The D&B Failure Score (formerly the Financial Stress Score) predicts the likelihood that a business will, in the next 12 months, seek legal relief from its creditors or cease business operations without paying all its creditors in full. The Failure Score is derived from the information in the Dun & Bradstreet Data Cloud.
What Does the Failure Score Look Like?
The Failure Score is a multidimensional score comprised of two components: a score of 1 – 100 and a Risk Indicator of 1 – 4. The score is set with the lowest value representing the highest level of risk that a business will fail in the next 12 months. The 4 classes of the Risk Indicator allow you to set cut-offs for decisions based on your company’s credit policy and risk tolerance. It can be used to show the expected level of creditworthy applications/accounts for each Failure Score, which can help to balance the opportunity of increased sales against the risk of bad debt.
|Failure Score||Risk Indicator||Probability of Failure|
|86 – 100||1||Minimum Risk|
|51 – 85||2||Lower than average risk|
|11 – 50||3||Higher than average risk|
|1 – 10||4||High risk|
How Is the Failure Score Calculated?
Dun & Bradstreet aggregates company information from a variety of sources. These include public records, financial statements, and past payment experiences from vendors (also known as Trade References†). The Failure Score also weighs a company’s demographics against those of similar firms in the same industry. Some data elements used to calculate the score are:
- Company Type – In general, businesses that are corporations are considered less risky. These businesses can typically secure additional financial support if necessary.
- Age of Business – How long a business has been operating is a measure of stability. The more years a firm has been operating, the lower the risk.
- Lawsuits, Liens, Judgements – The presence and number of open suits, liens, or judgements. (Dun & Bradstreet is the only credit data provider that has public lawsuit filings.) The absence of public filings is considered a positive factor.
- Net Worth – A negative net worth is an indication of higher failure risk, whereas a higher net worth is correlated with a reduction in failure risk.
- Trade Data – The model incorporates the percentage and dollar amount of satisfactory payment experiences in the Dun & Bradstreet Data Cloud. The higher the percentage of satisfactory trade experiences, the lower the risk.
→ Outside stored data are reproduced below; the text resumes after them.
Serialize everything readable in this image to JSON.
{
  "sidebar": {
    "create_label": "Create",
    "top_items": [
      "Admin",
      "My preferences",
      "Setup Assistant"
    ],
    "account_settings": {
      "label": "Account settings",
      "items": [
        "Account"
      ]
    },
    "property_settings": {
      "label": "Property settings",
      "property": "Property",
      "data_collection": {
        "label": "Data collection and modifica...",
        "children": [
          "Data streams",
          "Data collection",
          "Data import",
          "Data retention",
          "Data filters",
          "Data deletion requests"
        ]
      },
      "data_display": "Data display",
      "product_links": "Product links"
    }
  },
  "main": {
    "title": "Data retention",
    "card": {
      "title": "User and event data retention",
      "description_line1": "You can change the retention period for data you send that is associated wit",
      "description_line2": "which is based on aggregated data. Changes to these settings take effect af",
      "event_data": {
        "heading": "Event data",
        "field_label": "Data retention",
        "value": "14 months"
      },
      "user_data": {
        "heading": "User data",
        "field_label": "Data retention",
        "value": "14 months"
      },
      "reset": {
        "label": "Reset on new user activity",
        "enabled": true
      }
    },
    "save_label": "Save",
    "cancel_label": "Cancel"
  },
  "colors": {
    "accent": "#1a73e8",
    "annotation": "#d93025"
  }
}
Also, the higher the total number of trade experiences, the lower the failure risk.
Why Does the Failure Score Matter?
The Failure Score is designed to help you predict a business’s potential for failure. It uses the full range of Dun & Bradstreet information, including financials, comparative financial rations, payment trends, public filings, demographic data, and more to provide more predictive insight. Using the Failure Score can help you drive growth and increase profitability by:
- Automating decisions for increased efficiency
- Processing large volumes of transactions more quickly
- Moving valuable resources away from clear approve/decline decisions and focusing them on more complex credit decisions
- Enabling more consistent decisions
- Applying scores across an entire portfolio to quickly identify potential risk and opportunity
- Helping to prioritize collections
- Helping satisfy regulatory requirements for a timely, consistent, and objective decisioning process
What Does It Mean If Your Business’s Failure Score Has Increased or Decreased?
If you’ve been notified that your business’s Failure Score has increased or decreased, consult the infographic below for more detailed information on what this could mean.
How Can I Check My Business’s Failure Score?
By purchasing a Business Credit Report on your company, you can view your scores and ratings. You can also monitor changes to your company’s credit scores and ratings to better understand how your company is viewed in the marketplace.
Who Else Might Check My Business’s Failure Score?
Suppliers, lenders, landlords, and customers are just a handful of business partners who could be interested in your company’s Failure Score. Businesses and financial institutions often consult Dun & Bradstreet’s credit scores in order to help manage risk. A poor Failure Score could make it difficult for your business to access capital or result in less generous loan terms. You could also potentially miss out on lucrative contracts due to concerns about your business’s ability to fulfill its financial obligations.